Advertisement

Solving a Vocational / Academic Problem

Share
Mary Pat Huxley is statewide director of the biotechnology economic development program in the California community college system. She is based at Ventura College

He was gathering wood, chopping it and selling it to feed his family of four. After seeing an advertisement for a biotechnology training program at Ventura College, he attended night classes for two years while still struggling to make ends meet. Before he graduated from the program, he was hired as a lab technician at a large biotechnology company. Now the company is paying for him to earn a bachelor’s degree.

She wanted to enter the science work force after being married and raising kids. Although she had a bachelor’s degree, she wanted current skills for work at a bio-manufacturing facility. She found this training at Moorpark College and now works at a company in Thousand Oaks.

Similar stories could be told about students graduating from biotechnology programs at other community colleges throughout the state. With California having more than half the biotechnology employees and more than one-third of all biotech companies in the United States, our community colleges are uniquely positioned to support a niche of training.

Advertisement

Biotechnology industry workers must be something of a hybrid. Their training cannot be strictly vocational because laboratory research work or even manufacturing the products of that research both require an understanding of basic sciences, such as biology.

Their training cannot be strictly academic either, because they need hands-on skills to work in the lab or to produce products for sale, which is the purpose of the company. The closest term I can use to describe these people is “scholar / practitioners”--scholarly in their knowledge of biology, physics and math but utterly practical in applying that knowledge to, say, fixing the flow rates in the fermenter producing Factor 8 for hemophiliacs or insulin for diabetics.

There is a myth in the biotech industry that students trained at community colleges are somehow “less” than those trained elsewhere. Yet when these students are hired as interns or temporary employees, the myth explodes.

Now that the human genome has been mapped, new categories of scholar / practitioners are emerging in the fields of bioinformatics (the melding of biology and computer science), genomics (the field using the huge amount of data in the genome, the complete genetic makeup of an organism) and proteomics (the linear sequencing of information from molecules of proteins). These arenas require both academic understanding and pragmatic skill.

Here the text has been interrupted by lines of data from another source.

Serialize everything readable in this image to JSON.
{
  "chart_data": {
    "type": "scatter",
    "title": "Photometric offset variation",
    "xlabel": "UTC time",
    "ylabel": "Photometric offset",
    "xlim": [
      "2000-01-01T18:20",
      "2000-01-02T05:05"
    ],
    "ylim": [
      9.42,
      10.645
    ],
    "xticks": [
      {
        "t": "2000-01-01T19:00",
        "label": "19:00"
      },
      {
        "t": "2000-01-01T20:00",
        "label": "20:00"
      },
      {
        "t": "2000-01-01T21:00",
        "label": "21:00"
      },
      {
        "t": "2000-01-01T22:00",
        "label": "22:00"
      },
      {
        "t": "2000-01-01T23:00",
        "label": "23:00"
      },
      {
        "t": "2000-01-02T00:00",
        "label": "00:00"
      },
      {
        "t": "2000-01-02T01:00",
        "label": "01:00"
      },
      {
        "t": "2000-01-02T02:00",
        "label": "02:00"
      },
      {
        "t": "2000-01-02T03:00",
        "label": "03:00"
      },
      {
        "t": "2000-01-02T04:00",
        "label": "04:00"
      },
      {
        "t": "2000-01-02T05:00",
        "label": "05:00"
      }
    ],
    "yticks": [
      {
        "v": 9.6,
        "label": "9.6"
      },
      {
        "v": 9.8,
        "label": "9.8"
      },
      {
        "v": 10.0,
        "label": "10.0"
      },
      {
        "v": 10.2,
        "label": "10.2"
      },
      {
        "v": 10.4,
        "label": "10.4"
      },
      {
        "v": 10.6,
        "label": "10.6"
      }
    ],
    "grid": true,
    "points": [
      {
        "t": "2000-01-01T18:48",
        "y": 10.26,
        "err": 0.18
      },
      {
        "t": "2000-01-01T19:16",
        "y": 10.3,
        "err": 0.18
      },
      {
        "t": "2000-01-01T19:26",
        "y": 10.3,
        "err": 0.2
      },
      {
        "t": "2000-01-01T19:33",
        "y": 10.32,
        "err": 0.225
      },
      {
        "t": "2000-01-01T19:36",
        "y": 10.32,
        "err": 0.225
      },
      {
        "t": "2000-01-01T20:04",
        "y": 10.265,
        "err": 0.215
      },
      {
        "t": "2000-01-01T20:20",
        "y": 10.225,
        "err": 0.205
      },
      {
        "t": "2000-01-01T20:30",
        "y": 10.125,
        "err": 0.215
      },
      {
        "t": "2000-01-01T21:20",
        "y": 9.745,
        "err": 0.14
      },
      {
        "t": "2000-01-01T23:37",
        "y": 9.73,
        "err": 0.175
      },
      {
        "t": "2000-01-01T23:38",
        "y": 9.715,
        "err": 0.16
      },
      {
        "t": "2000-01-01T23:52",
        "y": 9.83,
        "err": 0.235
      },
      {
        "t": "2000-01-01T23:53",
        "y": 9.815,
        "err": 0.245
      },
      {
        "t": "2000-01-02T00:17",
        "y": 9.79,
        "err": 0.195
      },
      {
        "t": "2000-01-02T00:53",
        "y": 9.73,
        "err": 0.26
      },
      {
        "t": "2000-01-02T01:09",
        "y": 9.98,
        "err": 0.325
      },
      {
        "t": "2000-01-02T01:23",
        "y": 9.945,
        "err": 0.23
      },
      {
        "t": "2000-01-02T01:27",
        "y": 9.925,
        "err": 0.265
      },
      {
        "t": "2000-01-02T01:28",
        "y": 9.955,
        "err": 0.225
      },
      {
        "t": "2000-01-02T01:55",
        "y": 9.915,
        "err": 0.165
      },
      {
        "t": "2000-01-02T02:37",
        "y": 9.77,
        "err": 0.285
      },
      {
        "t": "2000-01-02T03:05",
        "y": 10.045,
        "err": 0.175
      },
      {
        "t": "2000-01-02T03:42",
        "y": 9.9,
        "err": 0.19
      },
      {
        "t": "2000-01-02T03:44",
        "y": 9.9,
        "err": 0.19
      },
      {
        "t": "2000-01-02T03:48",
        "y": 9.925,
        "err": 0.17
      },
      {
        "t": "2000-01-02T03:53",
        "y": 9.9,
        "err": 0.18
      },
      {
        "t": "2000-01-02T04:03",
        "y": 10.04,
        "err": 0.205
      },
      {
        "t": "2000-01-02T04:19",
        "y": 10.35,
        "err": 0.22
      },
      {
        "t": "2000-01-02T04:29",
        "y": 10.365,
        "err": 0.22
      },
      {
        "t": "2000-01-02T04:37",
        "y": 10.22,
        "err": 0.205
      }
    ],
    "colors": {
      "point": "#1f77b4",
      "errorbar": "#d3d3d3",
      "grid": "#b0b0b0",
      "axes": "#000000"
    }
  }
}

What has any of this to do with California community colleges?

The biotechnology industry is maturing from research to production and requires many more people in processing, quality assurance, manufacturing, quality control and similar positions. The need for people on the manufacturing side will be accelerated by bioinformatics as the mysteries of the human genome are unfolded.

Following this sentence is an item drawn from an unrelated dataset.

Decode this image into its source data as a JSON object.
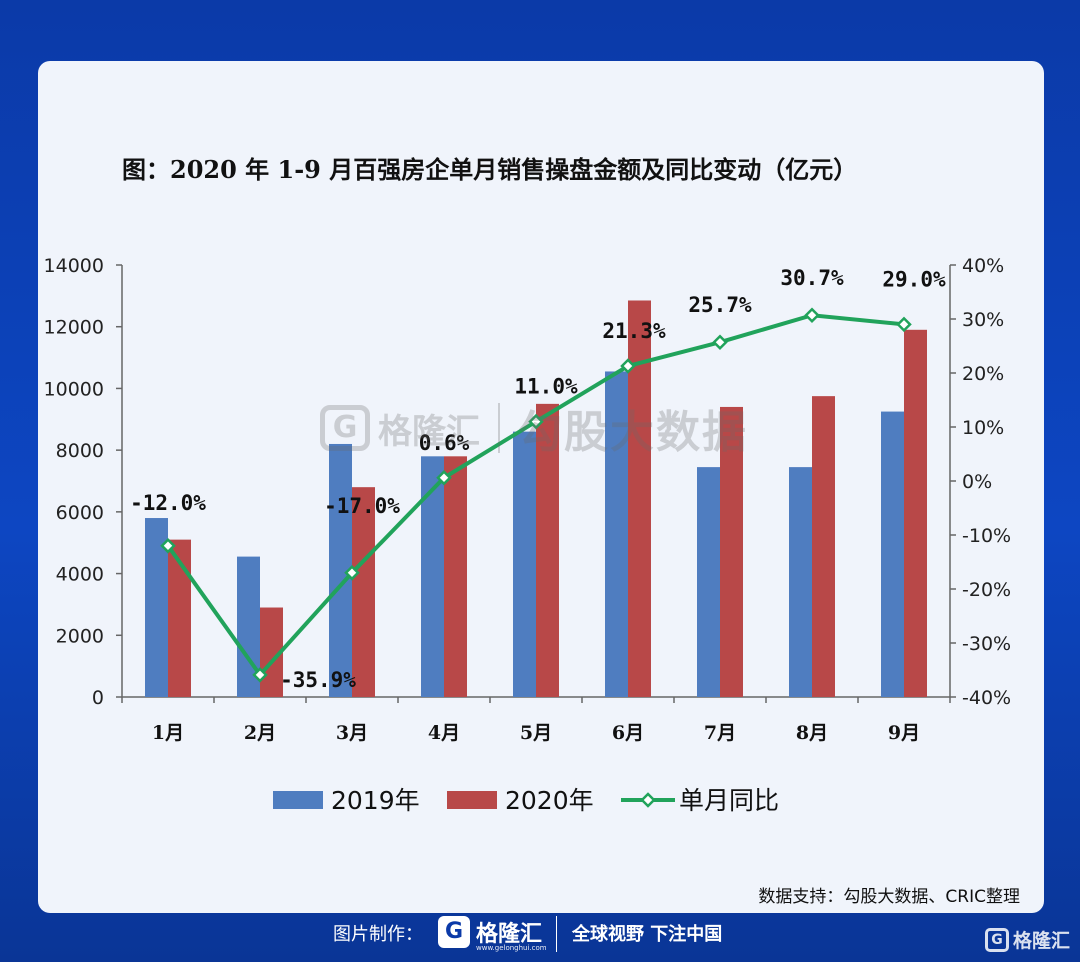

These breakthroughs have created a market for computer whizzes who have fundamental knowledge of biology. California community colleges are uniquely positioned to provide these people.

Advertisement

About 50% to 70% of students enrolled in scholar / practitioner courses at the community college level already have a bachelor’s degree, or higher. Many have realized that although they are fully equipped with academic knowledge, they do not have the hands-on training needed for employment. Others come to community college with academic training in a related area, such as medicine, but seek retraining for a new occupation, or they are upgrading skills to qualify for other positions where they work. This training is not limited to an associate of arts degree, typically the terminal degree at the community college level.

Of the 25% to 50% of students enrolled in biotech programs who do not hold a higher degree, employability is high in the lab assistant, quality-control and manufacturing arenas. Taught by some of the best faculty in the world, these programs are accessible at community colleges. They are inexpensive and they are geared to working professionals, with many courses offered in the evenings.

Community college faculty in biotechnology programs are dedicated to students. They put in extra hours tutoring or writing grant proposals to assist in building biotechnology programs.

The biotechnology training programs in the California community colleges are an overlooked source of excellence in training and in employability.